La gran paradoja del momento es que Rusia se aproxima a lo que Watling denomina, con precisión ajedrecística, una situación de zugzwang: cada movimiento disponible empeora su posición. Puede seguir atacando y acumular bajas insostenibles. Puede intentar una movilización general políticamente arriesgada. O puede pedir negociar desde una posición que se deteriora mes a mes. La presión aérea sobre civiles para quebrar la voluntad ucraniana sigue activa, pero cuatro años de bombardeos han demostrado que esto no basta. Con más de 600.000 tropas desplegadas y sin escasez de munición, Rusia mantiene capacidad de presión continuada en múltiples ejes del frente, pero todo apunta a que no está en condiciones de lanzar una ofensiva de verano de envergadura: el déficit estructural de reemplazos, la superioridad ucraniana en drones y el patrón ya observado en el verano de 2025 —cuando la acción fue localizada y a pequeña escala pese al tiempo favorable y los recursos disponibles— sugieren que lo más probable es una continuación de la presión táctica dispersa, no una ruptura operacional del frente.

Ucrania, por su parte, tiene una ventana de oportunidad, reforzada por el desbloqueo del préstamo europeo de 90.000 millones de euros, que sus propios mandos cuantifican en “seis meses” —así lo declaró el general Biletski a Reuters— para consolidar su ventaja táctica y mejorar su posición negociadora. Una eventual negociación debe realizarse desde una posición de fuerza, y por tanto no deben alentarla ni los ucranianos ni los europeos; debe, en su caso, partir de Putin. Ucrania, a fin de cuentas, sigue beneficiándose de su posición defensiva y de la incapacidad rusa de avanzar y romper el frente.
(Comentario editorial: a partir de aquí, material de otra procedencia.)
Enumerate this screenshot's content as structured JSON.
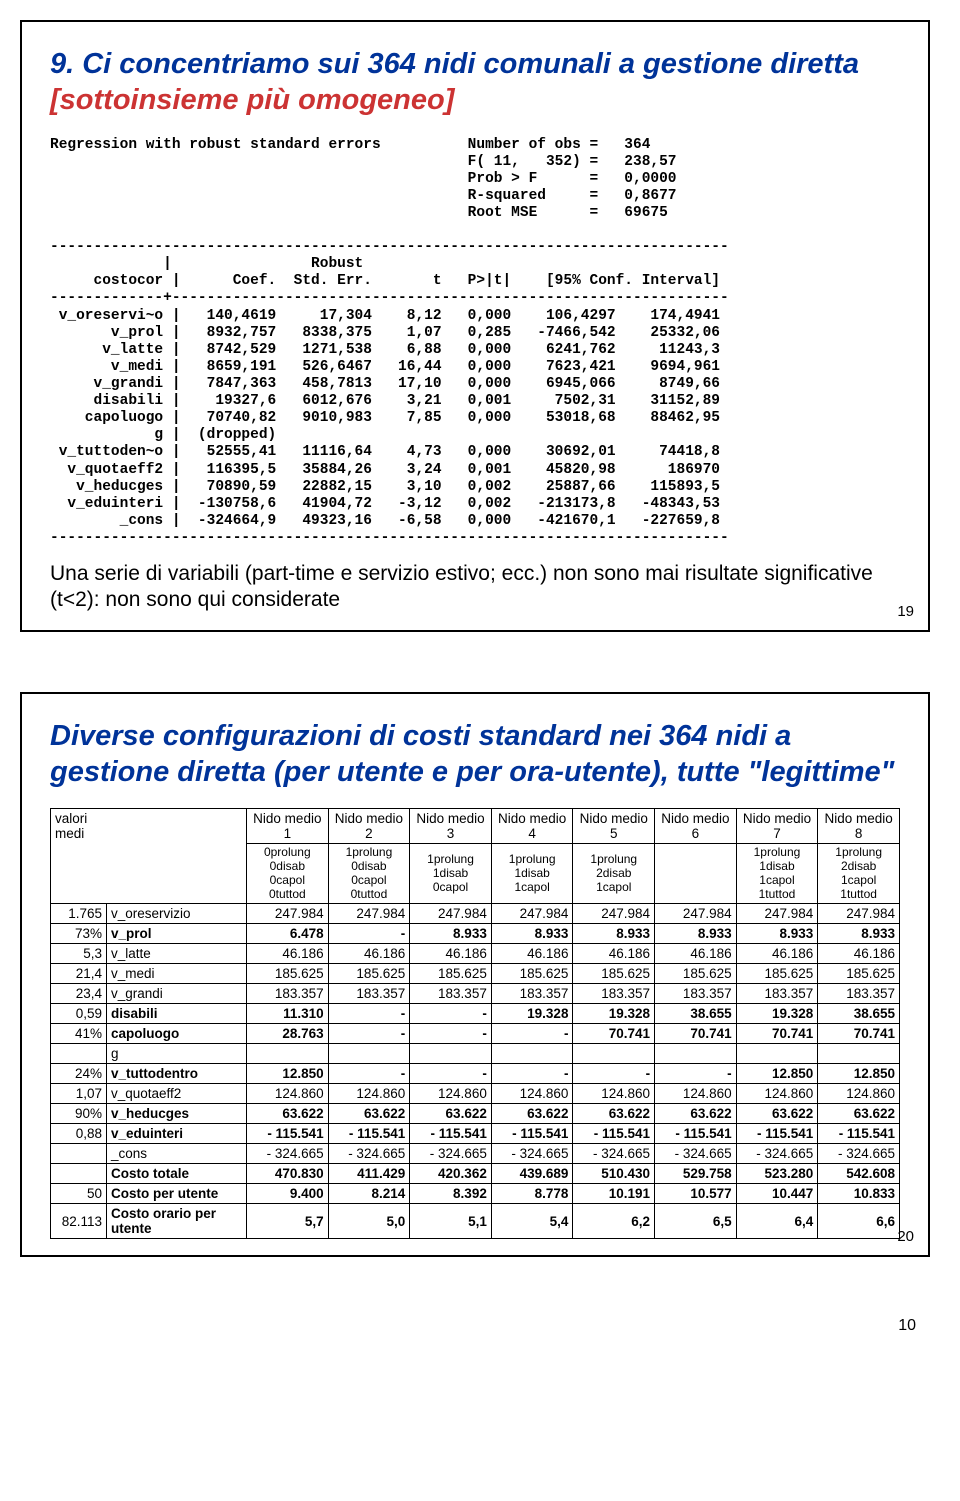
{
  "slide19": {
    "title_prefix": "9. Ci concentriamo sui 364 nidi comunali a gestione diretta ",
    "title_red": "[sottoinsieme più omogeneo]",
    "header": {
      "line": "Regression with robust standard errors",
      "nobs_label": "Number of obs =",
      "nobs": "364",
      "f_label": "F( 11,   352) =",
      "f": "238,57",
      "prob_label": "Prob > F      =",
      "prob": "0,0000",
      "r2_label": "R-squared     =",
      "r2": "0,8677",
      "rmse_label": "Root MSE      =",
      "rmse": "69675"
    },
    "cols": [
      "costocor",
      "Coef.",
      "Std. Err.",
      "t",
      "P>|t|",
      "[95% Conf. Interval]"
    ],
    "robust_label": "Robust",
    "rows": [
      [
        "v_oreservi~o",
        "140,4619",
        "17,304",
        "8,12",
        "0,000",
        "106,4297",
        "174,4941"
      ],
      [
        "v_prol",
        "8932,757",
        "8338,375",
        "1,07",
        "0,285",
        "-7466,542",
        "25332,06"
      ],
      [
        "v_latte",
        "8742,529",
        "1271,538",
        "6,88",
        "0,000",
        "6241,762",
        "11243,3"
      ],
      [
        "v_medi",
        "8659,191",
        "526,6467",
        "16,44",
        "0,000",
        "7623,421",
        "9694,961"
      ],
      [
        "v_grandi",
        "7847,363",
        "458,7813",
        "17,10",
        "0,000",
        "6945,066",
        "8749,66"
      ],
      [
        "disabili",
        "19327,6",
        "6012,676",
        "3,21",
        "0,001",
        "7502,31",
        "31152,89"
      ],
      [
        "capoluogo",
        "70740,82",
        "9010,983",
        "7,85",
        "0,000",
        "53018,68",
        "88462,95"
      ],
      [
        "g",
        "(dropped)",
        "",
        "",
        "",
        "",
        ""
      ],
      [
        "v_tuttoden~o",
        "52555,41",
        "11116,64",
        "4,73",
        "0,000",
        "30692,01",
        "74418,8"
      ],
      [
        "v_quotaeff2",
        "116395,5",
        "35884,26",
        "3,24",
        "0,001",
        "45820,98",
        "186970"
      ],
      [
        "v_heducges",
        "70890,59",
        "22882,15",
        "3,10",
        "0,002",
        "25887,66",
        "115893,5"
      ],
      [
        "v_eduinteri",
        "-130758,6",
        "41904,72",
        "-3,12",
        "0,002",
        "-213173,8",
        "-48343,53"
      ],
      [
        "_cons",
        "-324664,9",
        "49323,16",
        "-6,58",
        "0,000",
        "-421670,1",
        "-227659,8"
      ]
    ],
    "caption": "Una serie di variabili (part-time e servizio estivo; ecc.) non sono mai risultate significative (t<2): non sono qui considerate",
    "slidenum": "19"
  },
  "slide20": {
    "title": "Diverse configurazioni di costi standard nei 364 nidi a gestione diretta (per utente e per ora-utente), tutte \"legittime\"",
    "topleft": "valori\nmedi",
    "ncols": [
      "Nido medio 1",
      "Nido medio 2",
      "Nido medio 3",
      "Nido medio 4",
      "Nido medio 5",
      "Nido medio 6",
      "Nido medio 7",
      "Nido medio 8"
    ],
    "confs": [
      "0prolung\n0disab\n0capol\n0tuttod",
      "1prolung\n0disab\n0capol\n0tuttod",
      "1prolung\n1disab\n0capol",
      "1prolung\n1disab\n1capol",
      "1prolung\n2disab\n1capol",
      "",
      "1prolung\n1disab\n1capol\n1tuttod",
      "1prolung\n2disab\n1capol\n1tuttod"
    ],
    "rows": [
      {
        "mean": "1.765",
        "lab": "v_oreservizio",
        "bold": false,
        "v": [
          "247.984",
          "247.984",
          "247.984",
          "247.984",
          "247.984",
          "247.984",
          "247.984",
          "247.984"
        ]
      },
      {
        "mean": "73%",
        "lab": "v_prol",
        "bold": true,
        "v": [
          "6.478",
          "-",
          "8.933",
          "8.933",
          "8.933",
          "8.933",
          "8.933",
          "8.933"
        ]
      },
      {
        "mean": "5,3",
        "lab": "v_latte",
        "bold": false,
        "v": [
          "46.186",
          "46.186",
          "46.186",
          "46.186",
          "46.186",
          "46.186",
          "46.186",
          "46.186"
        ]
      },
      {
        "mean": "21,4",
        "lab": "v_medi",
        "bold": false,
        "v": [
          "185.625",
          "185.625",
          "185.625",
          "185.625",
          "185.625",
          "185.625",
          "185.625",
          "185.625"
        ]
      },
      {
        "mean": "23,4",
        "lab": "v_grandi",
        "bold": false,
        "v": [
          "183.357",
          "183.357",
          "183.357",
          "183.357",
          "183.357",
          "183.357",
          "183.357",
          "183.357"
        ]
      },
      {
        "mean": "0,59",
        "lab": "disabili",
        "bold": true,
        "v": [
          "11.310",
          "-",
          "-",
          "19.328",
          "19.328",
          "38.655",
          "19.328",
          "38.655"
        ]
      },
      {
        "mean": "41%",
        "lab": "capoluogo",
        "bold": true,
        "v": [
          "28.763",
          "-",
          "-",
          "-",
          "70.741",
          "70.741",
          "70.741",
          "70.741"
        ]
      },
      {
        "mean": "",
        "lab": "g",
        "bold": false,
        "v": [
          "",
          "",
          "",
          "",
          "",
          "",
          "",
          ""
        ]
      },
      {
        "mean": "24%",
        "lab": "v_tuttodentro",
        "bold": true,
        "v": [
          "12.850",
          "-",
          "-",
          "-",
          "-",
          "-",
          "12.850",
          "12.850"
        ]
      },
      {
        "mean": "1,07",
        "lab": "v_quotaeff2",
        "bold": false,
        "v": [
          "124.860",
          "124.860",
          "124.860",
          "124.860",
          "124.860",
          "124.860",
          "124.860",
          "124.860"
        ]
      },
      {
        "mean": "90%",
        "lab": "v_heducges",
        "bold": true,
        "v": [
          "63.622",
          "63.622",
          "63.622",
          "63.622",
          "63.622",
          "63.622",
          "63.622",
          "63.622"
        ]
      },
      {
        "mean": "0,88",
        "lab": "v_eduinteri",
        "bold": true,
        "v": [
          "- 115.541",
          "- 115.541",
          "- 115.541",
          "- 115.541",
          "- 115.541",
          "- 115.541",
          "- 115.541",
          "- 115.541"
        ]
      },
      {
        "mean": "",
        "lab": "_cons",
        "bold": false,
        "v": [
          "- 324.665",
          "- 324.665",
          "- 324.665",
          "- 324.665",
          "- 324.665",
          "- 324.665",
          "- 324.665",
          "- 324.665"
        ]
      },
      {
        "mean": "",
        "lab": "Costo totale",
        "bold": true,
        "v": [
          "470.830",
          "411.429",
          "420.362",
          "439.689",
          "510.430",
          "529.758",
          "523.280",
          "542.608"
        ]
      },
      {
        "mean": "50",
        "lab": "Costo per utente",
        "bold": true,
        "v": [
          "9.400",
          "8.214",
          "8.392",
          "8.778",
          "10.191",
          "10.577",
          "10.447",
          "10.833"
        ]
      },
      {
        "mean": "82.113",
        "lab": "Costo orario per utente",
        "bold": true,
        "v": [
          "5,7",
          "5,0",
          "5,1",
          "5,4",
          "6,2",
          "6,5",
          "6,4",
          "6,6"
        ]
      }
    ],
    "slidenum": "20"
  },
  "pagenum": "10"
}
Pero esa ventana puede cerrarse si no se resuelve la crisis de personal o si Rusia logra equilibrar la guerra de los drones con sus propias innovaciones.

A diferencia de fases anteriores de la guerra, la evolución actual depende mucho más de la capacidad europea para sostener el esfuerzo ucraniano y de la propia industria militar de Ucrania que de nuevas transferencias directas de armamento estadounidense. Europa debe por tanto incrementar y acelerar su ayuda armamentística a Ucrania, priorizando los sistemas de defensa antiaérea —la principal necesidad operativa para proteger a la población civil de los bombardeos masivos que siguen causando cientos de muertos cada mes— y la munición interceptora para los sistemas Patriot y SAMP/T, cuyas reservas han llegado a niveles críticos, según Kyiv Independent. Pero la defensa aérea no basta: el frente necesita también artillería y munición de largo alcance para sostener la presión sobre la logística rusa, drones de medio alcance para continuar la campaña contra el corredor de Crimea, como plantea CEPA, y apoyo a la industria de defensa ucraniana para consolidar su autonomía productiva, un punto que también recoge el Instituto Kiel.

Asimismo, la Comisión Europea propuso el 9 de junio de 2026 su 21.º paquete de sanciones contra Rusiaque incluye por primera vez restricciones al sector pesquero ruso, la incorporación de treinta nuevos buques a la lista negra de la flota fantasma —elevando el total a más de 660—, sanciones a puertos, aeropuertos y refinerías implicados en el comercio de crudo ruso, un congelamiento del mecanismo de ajuste del precio del petróleo hasta finales de 2026 para impedir que Moscú se beneficie de la subida de precios derivada del conflicto en Oriente Medio, y la prohibición de entrada en la UE a quienes hayan servido en las fuerzas armadas rusas desde el inicio de la invasión. Su rápida aprobación por unanimidad de los Veintisiete contribuirá a seguir debilitando la economía de guerra rusa en un momento en que la presión sobre sus ingresos energéticos empieza a mostrar efectos tangibles sobre el terreno.

La ventana de oportunidad no se aprovechará sin un esfuerzo europeo continuado y ambicioso, resolviendo particularmente el problema del suministro de interceptores que hoy limita la capacidad de Ucrania para proteger a sus ciudadanos.